VOLONTARI ITALIANI AGGREDITI DA COLONI ISRAELIANI

Israele-Territori Occupati Palestinesi
COMUNICATO STAMPA

VOLONTARI ITALIANI AGGREDITI DA COLONI ISRAELIANI

Volontario dell’Operazione Colomba, Corpo Nonviolento di Pace della Comunità Papa Giovanni XXIII fondata da don Oreste Benzi, picchiato da coloni israeliani a sud di Hebron, Territori Occupati Palestinesi.

Lo scorso venerdì 2 maggio verso le ore 15, P.R., volontario romagnolo dell’Operazione Colomba, Corpo Nonviolento di Pace della Comunità Papa Giovanni XXIII e L., volontaria trentina del Christian Pacemaker Teams, Associazione nonviolenta nordamericana, sono stati aggrediti da un gruppo di coloni nazional-religiosi dell’insediamento di Ma’on, vicino ad At-Tuwani, nelle colline a sud di Hebron, nei Territori Occupati Palestinesi.

I volontari, chiamati dagli abitanti palestinesi di At-Twani per monitorare sull’avvicinarsi al villaggio di alcuni coloni israeliani, si sono ritrovati in breve tempo ad interporsi tra una ventina di coloni armati e gli abitanti del villaggio palestinese.
La causa della protesta sembra essere stata “una busta di ciliegie rubate nel frutteto dell’insediamento”, tanto è bastato ai coloni per aggredire con calci, testate e pugni chiunque gli si ponesse dinnanzi.
Diversi i palestinesi feriti, di cui uno finito in ospedale perché colpito con il calcio di un fucile in faccia.
P. è stato vittima di un pugno in viso e L. di una testata.
La polizia israeliana, arrivata dopo essere stata chiamata dai volontari, invece di interporsi e agire per abbassare la tensione, ha arrestato 5 palestinesi, alcuni di loro appena malmenati e ancora sanguinanti, e nessun israeliano, nemmeno l’aggressore dei volontari italiani, seppur ben identificato.

Racconta P. di ritorno dall’ospedale: “Le aggressioni dei coloni sono sempre più frequenti e preoccupanti in quest’area, ma soprattutto non ci aspettavamo una reazione di questo tipo da parte della polizia. In genere quando la chiamiamo in queste situazioni interviene per ristabilire la calma e quantomeno raccoglie le nostre denuncie avallate anche dalle prove video che gli forniamo e dalle testimonianze dei pacifisti israeliani che sempre collaborano con noi. Questa volta è stato un intervento palesemente di parte, di fronte ad una aggressione altrettanto palese: i palestinesi, in tutto il tafferuglio, non hanno commesso alcuna azione violenta, non ho visto tirare nessun sasso mentre, dall’altra parte sono arrivati calci, pugni e testate… è una situazione molto preoccupante, chiediamo che rimanga alta l’attenzione dei mezzi di informazione internazionali perché crediamo che altrimenti la situazione potrebbe degenerare in tempi brevi. Questa notte andremo a dormire nella casa del villaggio più vicina all’insediamento di Ma’on, la gente ha paura e noi cerchiamo di proteggerla con la nostra presenza nonviolenta”.

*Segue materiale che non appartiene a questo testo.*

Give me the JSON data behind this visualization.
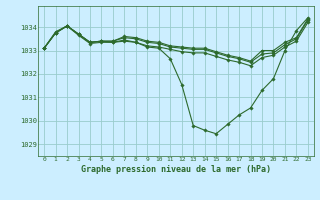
{
  "background_color": "#cceeff",
  "grid_color": "#99cccc",
  "line_color": "#2d6a2d",
  "marker_color": "#2d6a2d",
  "title": "Graphe pression niveau de la mer (hPa)",
  "xlim": [
    -0.5,
    23.5
  ],
  "ylim": [
    1028.5,
    1034.9
  ],
  "yticks": [
    1029,
    1030,
    1031,
    1032,
    1033,
    1034
  ],
  "xticks": [
    0,
    1,
    2,
    3,
    4,
    5,
    6,
    7,
    8,
    9,
    10,
    11,
    12,
    13,
    14,
    15,
    16,
    17,
    18,
    19,
    20,
    21,
    22,
    23
  ],
  "series": [
    [
      1033.1,
      1033.75,
      1034.05,
      1033.65,
      1033.3,
      1033.35,
      1033.35,
      1033.45,
      1033.35,
      1033.2,
      1033.15,
      1033.05,
      1032.95,
      1032.9,
      1032.9,
      1032.75,
      1032.6,
      1032.5,
      1032.35,
      1032.7,
      1032.8,
      1033.15,
      1033.4,
      1034.2
    ],
    [
      1033.1,
      1033.75,
      1034.05,
      1033.7,
      1033.35,
      1033.4,
      1033.4,
      1033.55,
      1033.5,
      1033.35,
      1033.3,
      1033.15,
      1033.1,
      1033.05,
      1033.05,
      1032.9,
      1032.75,
      1032.65,
      1032.5,
      1032.85,
      1032.9,
      1033.25,
      1033.5,
      1034.3
    ],
    [
      1033.1,
      1033.75,
      1034.05,
      1033.7,
      1033.35,
      1033.4,
      1033.4,
      1033.6,
      1033.55,
      1033.4,
      1033.35,
      1033.2,
      1033.15,
      1033.1,
      1033.1,
      1032.95,
      1032.8,
      1032.7,
      1032.55,
      1033.0,
      1033.0,
      1033.35,
      1033.55,
      1034.35
    ],
    [
      1033.1,
      1033.8,
      1034.05,
      1033.7,
      1033.35,
      1033.4,
      1033.35,
      1033.4,
      1033.35,
      1033.15,
      1033.1,
      1032.65,
      1031.55,
      1029.8,
      1029.6,
      1029.45,
      1029.85,
      1030.25,
      1030.55,
      1031.3,
      1031.8,
      1033.0,
      1033.85,
      1034.4
    ]
  ]
}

P. e L. sono andati a farsi visitare in ospedale, per P. è stato diagnosticato un grosso ematoma e diverse escoriazioni, per L., forse, la frattura del naso. 

L’Operazione Colomba è presente nell’area, insieme al Christian Pacemaker Teams, con un progetto di pacificazione da circa 4 anni dove, attraverso azioni nonviolente di interposizione, accompagnamento e denuncia delle violenze, cerca di proteggere gli abitanti palestinesi del villaggio dalle continue aggressioni dei coloni del vicino insediamento di Ma’on e dalle violazioni delle forze militari e di polizia israeliane. Contemporaneamente i volontari cercano di instaurare un dialogo sia con i coloni che con le forze armate israeliane, per cercare di abbassare la tensione e instaurare un clima favorevole al dialogo e alla riconciliazione nell’area.